Exemple fascinant du type qui a construit sa carrière exclusivement sur l’humour idiot, et qui s’étonne qu’on le croit idiot :

Le domaine des goûts musicaux est encore bénin. Imaginez ce que donne ce « refus d’être catégorisé » en matière de politique, de philosophie et de tout ce qui structure plus sérieusement la personnalité. Aujourd’hui, on veut bien reconnaître qu’on adhère à des idées, mais pas qu’on adhère à un parti, car s’assimiler à un parti, naturellement, nous simplifie, nous réduit, nous pousse à abandonner les petites particularités et les nuances de nos convictions pour rallier un standard de pensée. Inenvisageable. Alors on admet tout au plus « qu’on a le cœur à gauche », mais on rejette l’ensemble des partis qui recouvrent le spectre de la gauche. On ne veut pas s’incarner et se reconnaître dans une machinerie barbare qui s’appellerait « PS », « PCF » ou « RPR », tout au plus peut-on s’enticher provisoirement de la bannière orange-fun d’une chose conviviale et conceptuelle qui s’appellerait « MoDEM ».
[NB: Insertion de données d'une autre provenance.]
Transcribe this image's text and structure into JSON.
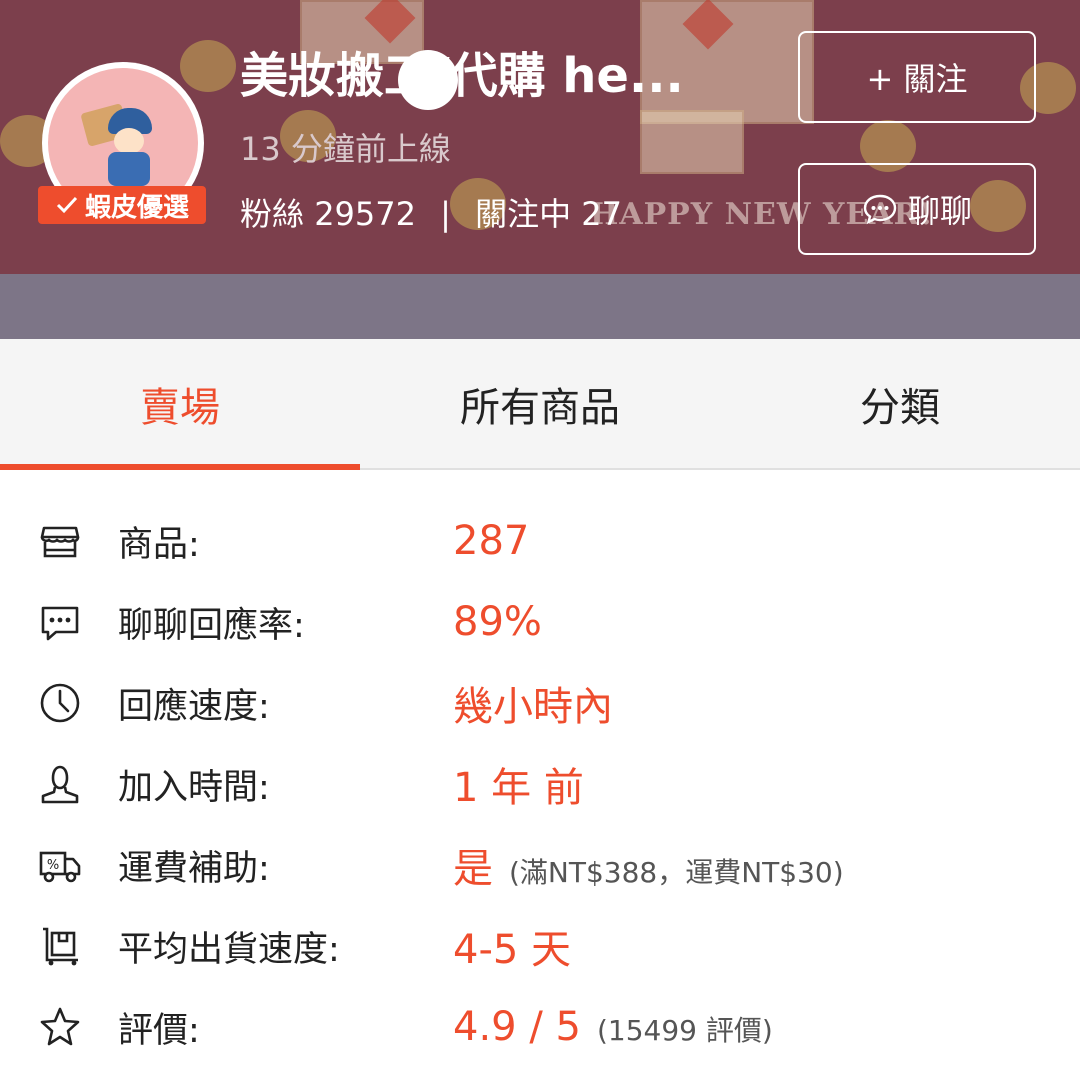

Plus fort encore, ces gens-qui-ne-veulent-pas-être-catégorisés, s’ils finissent par ne plus voter, refusent également d’être catégorisés comme « ceux qui ne votent pas ». On ne vote pas mais attention, on ne veut pas être assimilé à la masse des abstentionnistes. N’imposez pas ce sens à leur non-vote, vous déformeriez l’originalité de leur position !

D’où nous vient cette lubie de se distinguer ? Peut-on croire que dans le passé, les gens étaient plus simplets, moins complexes et moins raffinés, entraient plus facilement dans les cases ? Les gens n’étaient sans doute pas moins individualistes, pas moins attachés à leur singularité. Mais peut-être avaient-ils un sens pratique et politique plus développé : ils acceptaient d’être caricaturés par l’appartenance à une classe, à un parti, à une mouvance, ils voulaient bien faire entrer leur complexité dans des cases, si cela pouvait syndiquer une force collective à même de faire avancer leurs idées.